Memórias póstumas

 

Aí daquele que ousar vestir a minha túnica!

Aí daquele que ousar calçar as minhas botas!

Aí daquele que ousar empunhar a minha espada!

Ai daquele que ousar vestir a minha armadura!

Pois sentirá o imenso esforço que faço para sustentar a minha armadura, verá o quão pesado é empunhar a minha espada, sentirá o quanto é inflexível e apertada as minhas botas, descobrirá que embaixo de uma túnica suntuosa jaz um corpo cansado e que já não descansa a milênios, embora o leito pareça macio àqueles que tem sono, porém desprovidos de um leito macio para o seu descanso.

Ai daquele que ousar assumir o meu lugar, pois presenciara como uma experiência única o quanto é necessário coragem para se erguer do leito e fazer o que só eu tenho de fazer, verá que a existência se fundamenta em muito mais no que se deve fazer do que propriamente no resultado que se espera alcançar. Saberá que a breve alegria que sinto é um instante inexorável de distração quando a cabeça esquece momentaneamente o que a condição moral insiste em te lembrar.

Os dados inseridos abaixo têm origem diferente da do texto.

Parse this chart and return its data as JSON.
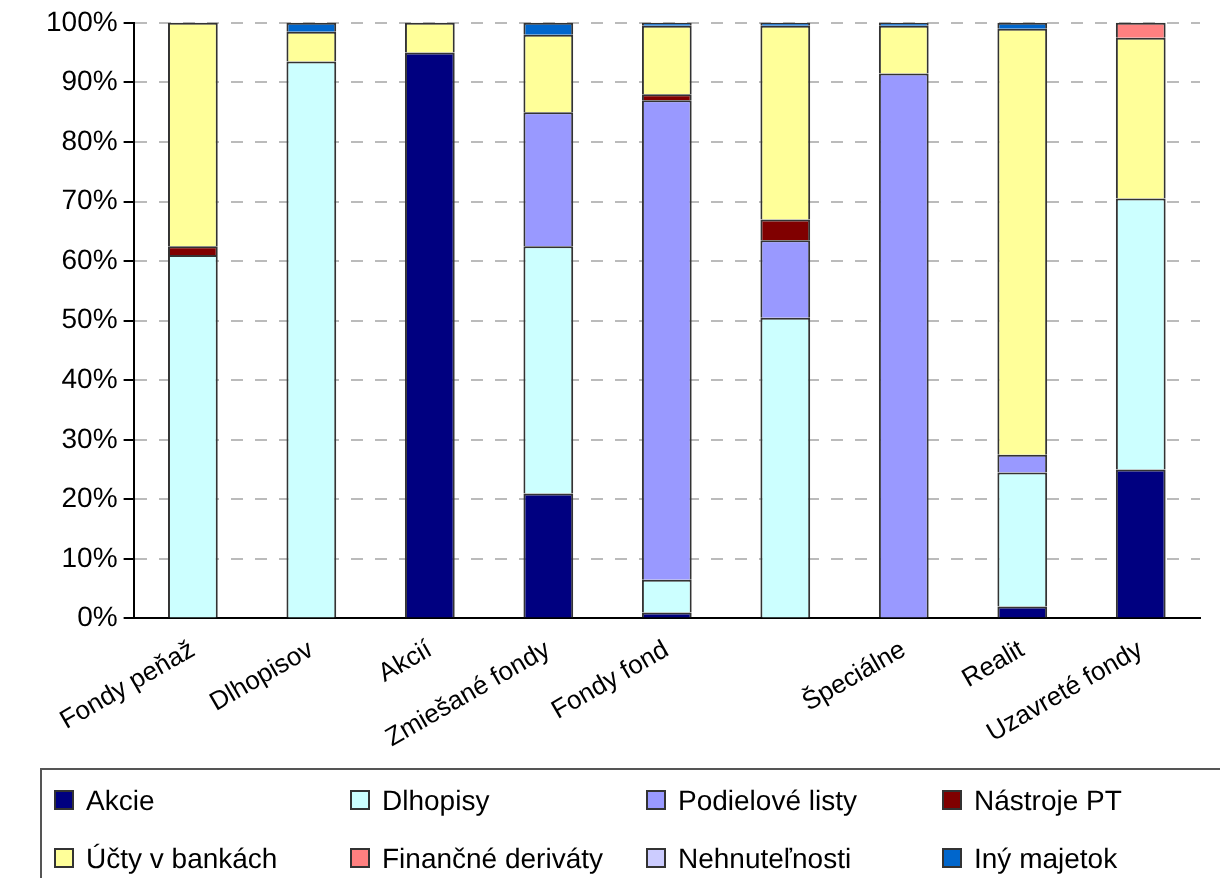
{
  "chart_data": {
    "type": "bar",
    "stacked": true,
    "categories": [
      "Fondy peňaž",
      "Dlhopisov",
      "Akcií",
      "Zmiešané fondy",
      "Fondy fond",
      null,
      "Špeciálne",
      "Realit",
      "Uzavreté fondy"
    ],
    "series": [
      {
        "name": "Akcie",
        "color": "#000080",
        "values": [
          0,
          0,
          95,
          21,
          1,
          0,
          0,
          2,
          25
        ]
      },
      {
        "name": "Dlhopisy",
        "color": "#ccffff",
        "values": [
          61,
          93.5,
          0,
          41.5,
          5.5,
          50.5,
          0,
          22.5,
          45.5
        ]
      },
      {
        "name": "Podielové listy",
        "color": "#9999ff",
        "values": [
          0,
          0,
          0,
          22.5,
          80.5,
          13,
          91.5,
          3,
          0
        ]
      },
      {
        "name": "Nástroje PT",
        "color": "#800000",
        "values": [
          1.5,
          0,
          0,
          0,
          1,
          3.5,
          0,
          0,
          0
        ]
      },
      {
        "name": "Účty v bankách",
        "color": "#ffff99",
        "values": [
          37.5,
          5,
          5,
          13,
          11.5,
          32.5,
          8,
          71.5,
          27
        ]
      },
      {
        "name": "Finančné deriváty",
        "color": "#ff8080",
        "values": [
          0,
          0,
          0,
          0,
          0,
          0,
          0,
          0,
          2.5
        ]
      },
      {
        "name": "Nehnuteľnosti",
        "color": "#ccccff",
        "values": [
          0,
          0,
          0,
          0,
          0,
          0,
          0,
          0,
          0
        ]
      },
      {
        "name": "Iný majetok",
        "color": "#0066cc",
        "values": [
          0,
          1.5,
          0,
          2,
          0.5,
          0.5,
          0.5,
          1,
          0
        ]
      }
    ],
    "ylim": [
      0,
      100
    ],
    "yticks": [
      {
        "value": 0,
        "label": "0%"
      },
      {
        "value": 10,
        "label": "10%"
      },
      {
        "value": 20,
        "label": "20%"
      },
      {
        "value": 30,
        "label": "30%"
      },
      {
        "value": 40,
        "label": "40%"
      },
      {
        "value": 50,
        "label": "50%"
      },
      {
        "value": 60,
        "label": "60%"
      },
      {
        "value": 70,
        "label": "70%"
      },
      {
        "value": 80,
        "label": "80%"
      },
      {
        "value": 90,
        "label": "90%"
      },
      {
        "value": 100,
        "label": "100%"
      }
    ],
    "grid": "y",
    "legend": "bottom"
  }
}
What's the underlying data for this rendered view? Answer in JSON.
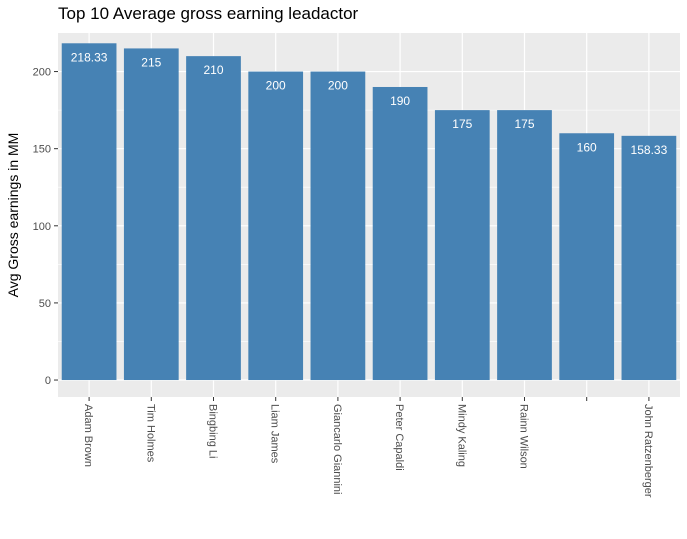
{
  "chart_data": {
    "type": "bar",
    "title": "Top 10 Average gross earning leadactor",
    "xlabel": "",
    "ylabel": "Avg Gross earnings in MM",
    "categories": [
      "Adam Brown",
      "Tim Holmes",
      "Bingbing Li",
      "Liam James",
      "Giancarlo Giannini",
      "Peter Capaldi",
      "Mindy Kaling",
      "Rainn Wilson",
      "",
      "John Ratzenberger"
    ],
    "values": [
      218.33,
      215,
      210,
      200,
      200,
      190,
      175,
      175,
      160,
      158.33
    ],
    "value_labels": [
      "218.33",
      "215",
      "210",
      "200",
      "200",
      "190",
      "175",
      "175",
      "160",
      "158.33"
    ],
    "yticks": [
      0,
      50,
      100,
      150,
      200
    ],
    "ylim": [
      -11,
      225
    ],
    "grid": true,
    "legend": "none",
    "colors": {
      "bar": "#4682B4",
      "panel": "#EBEBEB",
      "grid": "#FFFFFF",
      "text": "#4D4D4D",
      "value_label": "#FFFFFF"
    }
  }
}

Mas aquele que ousar calçar as minhas botas, vestir a minha armadura, empunhar a minha espada e deitar sobre a minha túnica, recomendo que ouse viver o instante não vivido, que tenha coragem no momento que se tornar eu, abrir mão de ser quem eu fui e viver um amor avassalador junto a concubina amada, beber e festejar junto a gente de verdade que vive à margem do palácio e nú celebram a saúde mental de não inalar a estranha moral que exalam dos nobres de dentro de suas suntuosas moradias cheias luz, mentira, abnegação, resignação e mortífera coragem de ser subjugado, reparem que há um leve sorriso em suas faces taciturnas e lhes asseguro, não é charme, santidade  ou prazer e sim pura tristeza.

Ao tomar o meu lugar, ouse abandonar o trono cuja prisão lhe faz parecer livre, cuja as ordens e pensamentos parecem brotar de sua mente, aí daquele que nasce príncipe, pois ao provar da vida a margem do palácio, nunca mais será o mesmo e governar não se tornará um ofício e sim uma obrigação.

Ao tomar o meu lugar, ouse ser feliz! Esteja sempre pronto a abandonar, a ir e deixar ir, a dizer não, não e não!

Ouse a viver desregrado em nome de suas regras, toda ela pautada no que te faz feliz. Não ouse menos que isso, pois caso contrário, todo o esforço de ter vivido um dia na minha vida, não lhe valerá a pena.

Agora, caso não ouse vestir o que a mim foi destinado, não me julgue e deixe viver o meu fardo supostamente em paz. Mas saiba o quanto é difícil viver a minha vida, ou qualquer vida que não seja a sua. A roupa que não lhe cabe não foi costurada por você, e a roupa que lhe aperta, às vezes é muito difícil de se desfazer, pois muitas vezes o que nos sufoca, disfarçadamente nos faz acreditar que dependemos do seu ar no qual ele é o único provedor. Afrouxar a corrente nos dá uma falsa sensação de liberdade. Não devemos assumir a rédea de uma carruagem que está descontrolada, o impensável deve ser a saída e pular é a solução. Viver a vida muito mais que estatísticas e certezas mirabolantes, é antes de tudo um ato de fé, porém fazer a vida valer a pena é um ato de coragem e fé sem coragem é submissão e coragem sem fé é prostração.

Viva o seu caminho e deixe que os urubus sobrevivam dos restos do destino de um rei que ousou viver o seu destino cuja a morte sempre esperada o libertou para viver suas verdadeiras aspirações em paz, a verdadeira e prazerosa paz desejada desde sempre.